Paramagnetic Acoustic Faraday Rotation in Tb3Ga5O12

TL;DR

This paper presents a new model explaining the acoustic Faraday rotation in Tb3Ga5O12, accounting for its linear frequency dependence and magnetic field resonance, resolving a long-standing theoretical discrepancy.

Contribution

The authors propose a magnetoelastic interaction model involving optical phonons to explain the linear frequency dependence of the acoustic Faraday rotation.

Findings

Rotation angle varies linearly with frequency, matching experimental observations.

The model explains the resonance in the 17-20 T magnetic field range.

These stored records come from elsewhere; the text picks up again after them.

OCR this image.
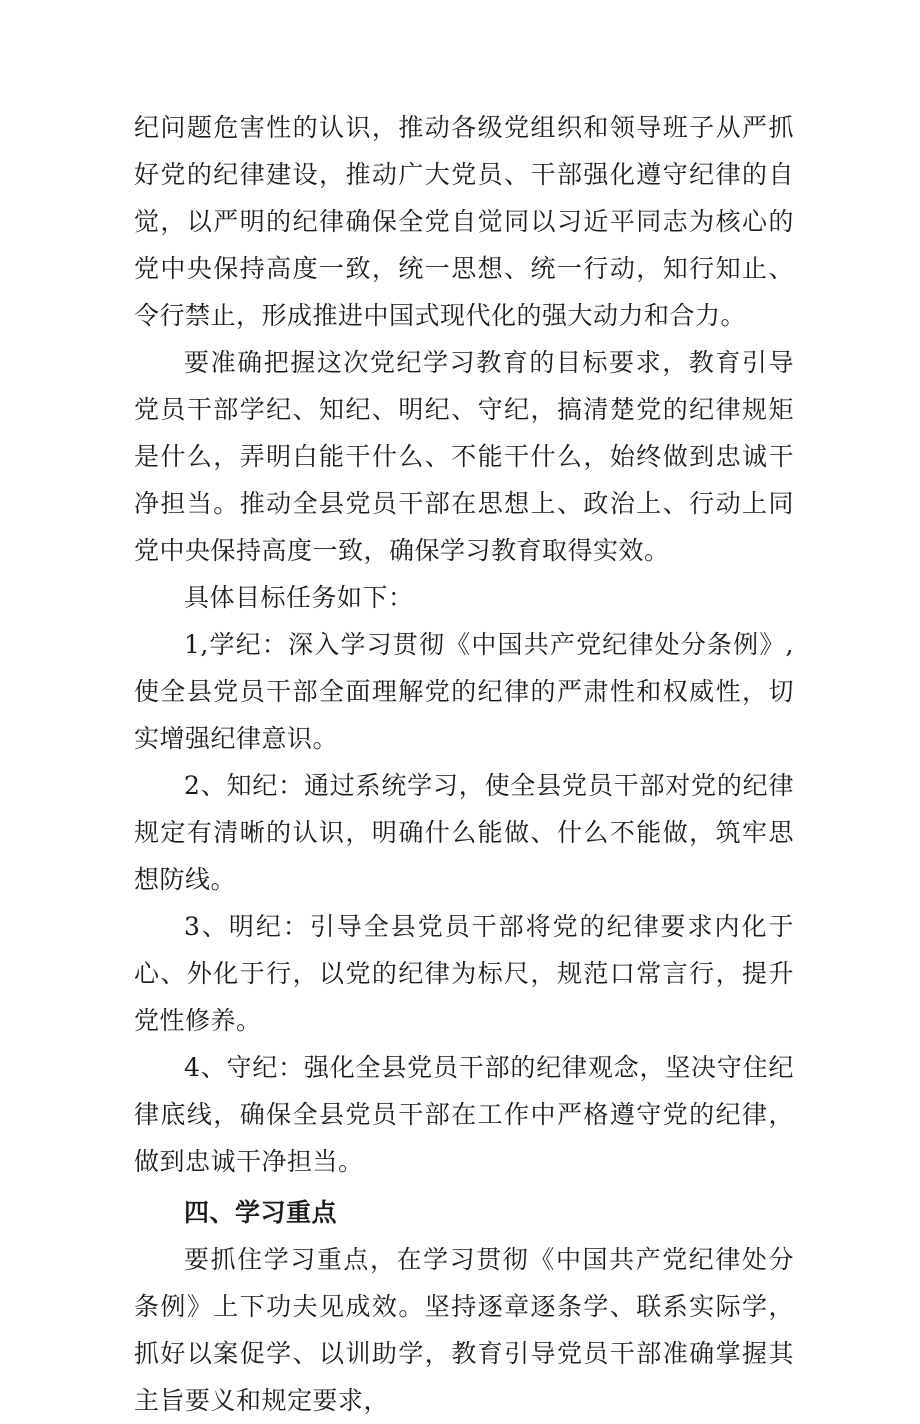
纪问题危害性的认识，推动各级党组织和领导班子从严抓好党的纪律建设，推动广大党员、干部强化遵守纪律的自觉，以严明的纪律确保全党自觉同以习近平同志为核心的党中央保持高度一致，统一思想、统一行动，知行知止、令行禁止，形成推进中国式现代化的强大动力和合力。

要准确把握这次党纪学习教育的目标要求，教育引导党员干部学纪、知纪、明纪、守纪，搞清楚党的纪律规矩是什么，弄明白能干什么、不能干什么，始终做到忠诚干净担当。推动全县党员干部在思想上、政治上、行动上同党中央保持高度一致，确保学习教育取得实效。

具体目标任务如下：

1,学纪：深入学习贯彻《中国共产党纪律处分条例》,使全县党员干部全面理解党的纪律的严肃性和权威性，切实增强纪律意识。

2、知纪：通过系统学习，使全县党员干部对党的纪律规定有清晰的认识，明确什么能做、什么不能做，筑牢思想防线。

3、明纪：引导全县党员干部将党的纪律要求内化于心、外化于行，以党的纪律为标尺，规范口常言行，提升党性修养。

4、守纪：强化全县党员干部的纪律观念，坚决守住纪律底线，确保全县党员干部在工作中严格遵守党的纪律，做到忠诚干净担当。

四、学习重点

要抓住学习重点，在学习贯彻《中国共产党纪律处分条例》上下功夫见成效。坚持逐章逐条学、联系实际学，抓好以案促学、以训助学，教育引导党员干部准确掌握其主旨要义和规定要求，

It provides a general mechanism applicable to non-Bravais lattices.

Abstract

The acoustic Faraday rotation in the 4f paramagnet Tb3Ga5O12 has recently been observed by Sytcheva et al (arXiv:1006.0141). As in earlier examples the rotation angle per unit length of transverse acoustic modes was found to depend linearly on sound frequency. Existing theories for this effect consistently require that it should vary with the square of the frequency. In the present work a solution for this long-standing problem is provided. We propose a model based on magnetoelastic interactions with 4f quadrupole moments that includes both acoustic and optical phonons. The symmetry allows a direct and induced coupling between the latter. This leads to an indirect acoustic Faraday rotation via the field induced splitting of doubly degenerate optical phonon modes. It varies linearly with frequency in accordance with experiment and dominates the rotation angle. It also explains the observed resonance of the rotation angle in the field range between 17-20 T. The mechanism is of general validity for non-Bravais lattices and applies to previous examples of the acoustic Faraday effect.